When that happens my aforementioned Chicken Little routine sets off a reminder in the victim's mind and they end up calling me. And yes, I do try and refrain from asking them where their backup is.

In the past there wasn't much I could do. Perhaps boot off an alternative drive and see what I could see on the damaged drive with a sector viewer and various other "bare metal" utilities and try and recover a file sector by sector but often the choice was simply 1) forget it or 2) send the drive off to an expensive data recovery service. With the latter results were iffy, sometimes it worked well, other times not so well but one thing was for sure; it was going to hurt (financially) almost as much as losing a project or pictures of the kids.

I've now found a life raft or more to the point a life boat in the form of a data recovery program called Selkie Rescue from Tugboat Enterprises.

The concept is elegant and all you need is a Selkie Rescue boot CD (or floppy disk) and a 2nd computer. Both computers need to be network capable and you'll also need a network cable; either conventional cable if you already run a network or a straight through (also known as a "gaming" cable) if you don't.

Bring up the computer running from the Selkie Rescue boot disk and answer a few simple questions and run the "file browser" on the working computer and bang, the disabled computer is magically a file server you access from a working computer.

On the left you have the files on the crashed computer, in the middle you have folder contents and on the right you have a window of folders on the working computer. Select what you want off the crashed computer, select a destination on the working computer click the next button and it's copied from the crashed computer to the working computer. Alternatively you may use the native Windows networking structure if that's more to your taste.

I have no idea what kind of voodoo magic goes on behind the doors deep within Selkie Rescue that allows it to access and recover data from damaged hard drives but I'm not going to look a gift horse in the mouth. I had a damaged hard drive that I had been meaning to try and recover for a couple of years and I hooked it up, got to it from another computer on the network and bang, everything that I wanted to grab from it was there. I was surprised that I didn't even have to load the special drivers for the RAID controller that I am required to use when I install Windows.

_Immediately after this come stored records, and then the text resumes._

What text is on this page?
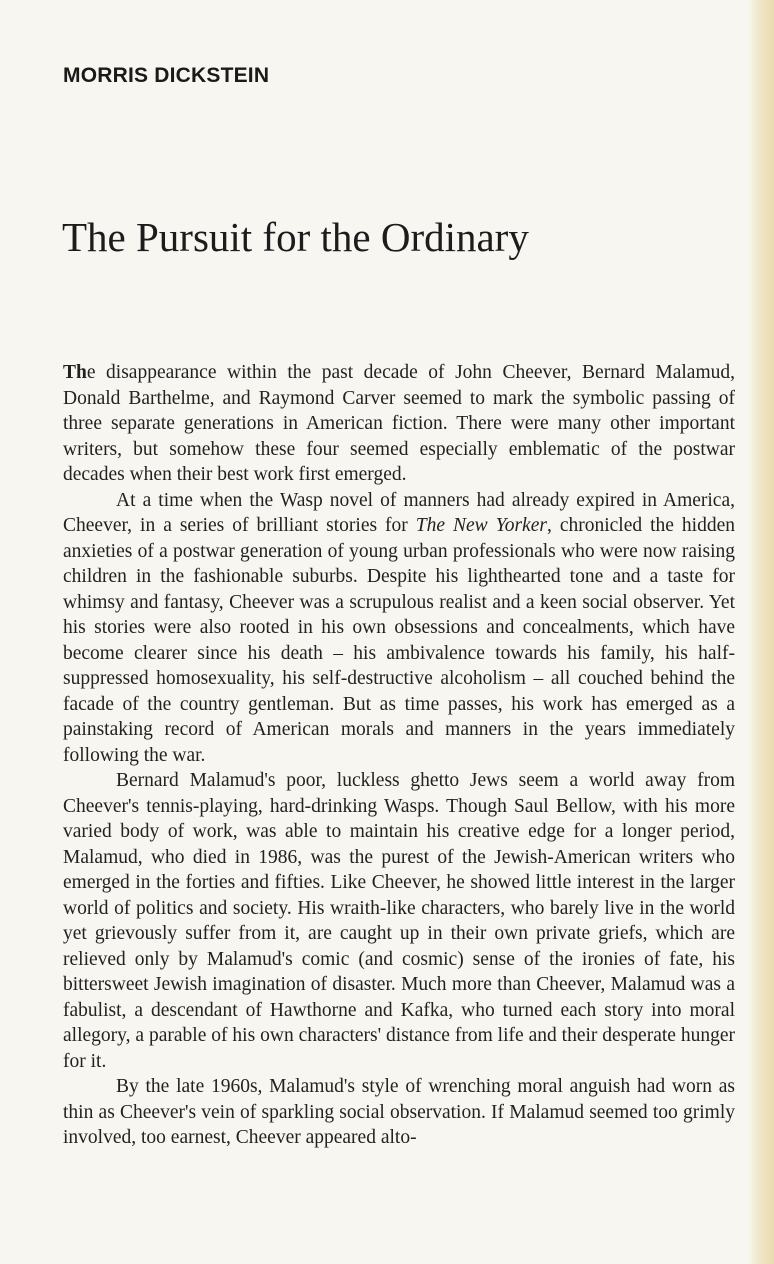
MORRIS DICKSTEIN
The Pursuit for the Ordinary

The disappearance within the past decade of John Cheever, Bernard Malamud, Donald Barthelme, and Raymond Carver seemed to mark the symbolic passing of three separate generations in American fiction. There were many other important writers, but somehow these four seemed especially emblematic of the postwar decades when their best work first emerged.

At a time when the Wasp novel of manners had already expired in America, Cheever, in a series of brilliant stories for The New Yorker, chronicled the hidden anxieties of a postwar generation of young urban professionals who were now raising children in the fashionable suburbs. Despite his lighthearted tone and a taste for whimsy and fantasy, Cheever was a scrupulous realist and a keen social observer. Yet his stories were also rooted in his own obsessions and concealments, which have become clearer since his death – his ambivalence towards his family, his half-suppressed homosexuality, his self-destructive alcoholism – all couched behind the facade of the country gentleman. But as time passes, his work has emerged as a painstaking record of American morals and manners in the years immediately following the war.

Bernard Malamud's poor, luckless ghetto Jews seem a world away from Cheever's tennis-playing, hard-drinking Wasps. Though Saul Bellow, with his more varied body of work, was able to maintain his creative edge for a longer period, Malamud, who died in 1986, was the purest of the Jewish-American writers who emerged in the forties and fifties. Like Cheever, he showed little interest in the larger world of politics and society. His wraith-like characters, who barely live in the world yet grievously suffer from it, are caught up in their own private griefs, which are relieved only by Malamud's comic (and cosmic) sense of the ironies of fate, his bittersweet Jewish imagination of disaster. Much more than Cheever, Malamud was a fabulist, a descendant of Hawthorne and Kafka, who turned each story into moral allegory, a parable of his own characters' distance from life and their desperate hunger for it.

By the late 1960s, Malamud's style of wrenching moral anguish had worn as thin as Cheever's vein of sparkling social observation. If Malamud seemed too grimly involved, too earnest, Cheever appeared alto-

The crashed drive was formatted NTFS but I tried it on a non-damaged drive and Selkie Rescue work equally well on a FAT formatted drive.

Note that Selkie Rescue didn't actually repair the damaged drive, afterwards it was just as dead as it was before, but I could, and did, easily copy data from it via the network. Nor do I suspect that Selkie Rescue would recover data from a drive you'd taken a baseball bat to, it does need to be able to spin up, but it's going to work in the case of most hard drive failures.

Setting up a recovery network may sound intimidating but the Selkie Rescue will gently guide you through the process.

I keep thinking I've left something out but gosh, it's as simple as can be, the software does all the heavy lifting, you pretty much just click and go.

If you have any concerns about your data, even if you do backups, you'll want to check out Selkie Rescue. It's unique and by far the best alternative to recovering data from a damaged drive.

Selkie Rescue will set you back $100 (okay, $99.99) and you can download a demo (17Mb) that will limit recovery to the root directory. Give it a try, think you'll be amazed at how easy it is to set up and use.